Оставшись сиротой в тринадцать лет, Дункан Кэмерон переселяется из «скругленного и безупречного мира» детства, проведенного в западном графстве, в Кент, чья «мужественная жесткость» усугубляется «по-мужски аскетичной» фермой его дяди Джеральда. Для Дункана, единственного сына вдовы, своеобразный ритуал перехода к юности является логическим завершением детских увлечений ботаникой, фейерверками, «заяцехвостыми солдатами в кустах». Дикие солдаты Дункана вновь появляются в мемуарах Брука «Частный взгляд» в виде выдуманных обитателей (игрушечных солдатиков, иногда летчиков) «тщательно охраняемых и безымянных «мест» — тех территорий детского еще воображения, которые лежали теперь — далекие и неприступные — по ту сторону Железного Занавеса половой зрелости». В «Козле отпущения» сексуальное пробуждение предстает как вторжение военизированного пейзажа, который, перестав быть просто фантазией из детской игры, материализуется в виде источника подстрекательских импульсивных желаний. Бруковская метафора «холодной войны» применительно к утраченному раю детства — типичный прием скептического низведения общественных событий до статуса частных оправданий. Однако кумулятивный эффект этого преломления современной военной истории через сохранившиеся в воспоминаниях сельские пейзажи детства странным образом напоминает нам о той легкости, с которой английская литература обратила память о войне в пасторали. Повторяющееся изображение солдата как объекта гомосексуального желания у Брука создает пейзаж одновременно и необычный, и знакомый, обязанный своим подрывным характером не только эротическому подтексту, но и в значительной степени тому, как национальные военные идеологии обретают буквальный смысл.
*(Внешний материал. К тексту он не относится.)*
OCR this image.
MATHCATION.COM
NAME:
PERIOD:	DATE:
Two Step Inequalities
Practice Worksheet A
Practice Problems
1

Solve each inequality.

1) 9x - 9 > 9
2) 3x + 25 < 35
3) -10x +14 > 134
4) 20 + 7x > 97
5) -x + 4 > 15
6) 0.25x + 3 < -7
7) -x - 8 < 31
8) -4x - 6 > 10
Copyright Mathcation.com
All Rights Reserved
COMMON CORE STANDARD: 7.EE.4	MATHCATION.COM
Автохтонные мифы об обороне островного королевства, когда в стихийном порыве воинствующего патриотизма — в отличие от современных пост-наполеоновских регулярных армий на континенте — бойцы Сопротивления появлялись словно из-под земли, таким образом воплотились наяву: почва повсюду словно бы проросла солдатами.
Поначалу Дункан не может их избежать, затем начинает искать их сам. По пути к своему новому дому он оказывается в компании солдата, откомандированного в Фолкстоун, родной город Брука. Солдат предлагает Дункану затянуться своей сигаретой, словно бы репетируя с ним тот обмен, что традиционно скрепляет на редкость семейственное товарищество низших по званию:
И развалившись, распустив ремни,
Дымя Вудбайном, штопаем носки.
Сигареты «Вудбайн» («Жимолость»), со своим цветочным названием, у Брука становятся обонятельным дополнением к зову горна, одной из его англизированных версий прустовского бисквита «мадлен»:
Резкий аромат сигареты показался ему концентрированным экстрактом того более слабого, рассеянного запаха, который исходил от самого солдата: чужого, загадочного запаха отчасти табака, отчасти теплых веяний пота и застарелой мочи; Дункан счел его ароматом самого героизма, исходящим от поля брани.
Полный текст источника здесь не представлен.